Nabi SAW menjawab, “Ya ! Bagi mereka, setiap dirham (uang) menjadi berhala (dipertuhan/disembah)…..” (Hadist Muttafaq ‘alaih)
Sebagai muslim yang mencoba terus baik dari hari ke hari, sebenarnya kita punya upaya defensive agar terhindar dari hal-hal yang merendahkan harga diri dan merendahkan iman.
Satu diantaranya adalah bergaul dengan orang-orang yang sholeh, yang mengajak kepada kabaikan.
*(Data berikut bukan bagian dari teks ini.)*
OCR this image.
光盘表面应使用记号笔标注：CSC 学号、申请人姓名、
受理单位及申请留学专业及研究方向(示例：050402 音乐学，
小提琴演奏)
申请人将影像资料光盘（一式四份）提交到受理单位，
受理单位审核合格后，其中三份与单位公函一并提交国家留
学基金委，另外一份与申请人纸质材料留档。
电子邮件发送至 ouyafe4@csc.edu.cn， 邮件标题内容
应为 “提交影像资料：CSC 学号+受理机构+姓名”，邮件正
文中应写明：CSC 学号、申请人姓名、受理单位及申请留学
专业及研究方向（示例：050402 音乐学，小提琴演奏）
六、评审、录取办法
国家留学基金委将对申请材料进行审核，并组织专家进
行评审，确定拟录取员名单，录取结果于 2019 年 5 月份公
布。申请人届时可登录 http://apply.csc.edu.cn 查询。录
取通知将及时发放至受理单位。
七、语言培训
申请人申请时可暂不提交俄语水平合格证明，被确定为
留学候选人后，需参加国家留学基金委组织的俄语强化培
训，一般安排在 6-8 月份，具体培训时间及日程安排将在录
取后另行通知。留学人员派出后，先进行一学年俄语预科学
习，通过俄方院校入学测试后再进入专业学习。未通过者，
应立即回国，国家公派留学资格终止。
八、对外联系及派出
“Seseorang yang duduk (berteman) dengan orang sholih dan orang yang jelek adalah bagaikan berteman dengan pemilik minyak misk dan pandai besi. Jika engkau tidak dihadiahkan minyak misk olehnya, engkau bisa membeli darinya atau minimal dapat baunya. Adapun berteman dengan pandai besi, jika engkau tidak mendapati badan atau pakaianmu hangus terbakar, minimal engkau dapat baunya yang tidak enak.” (HR. Bukhari no. 2101, dari Abu Musa)
Berteman dengan pengucap kotor, telinga pun akan terbiasa dengar ujaran kotor. Lambat laun lidah ikut terayun.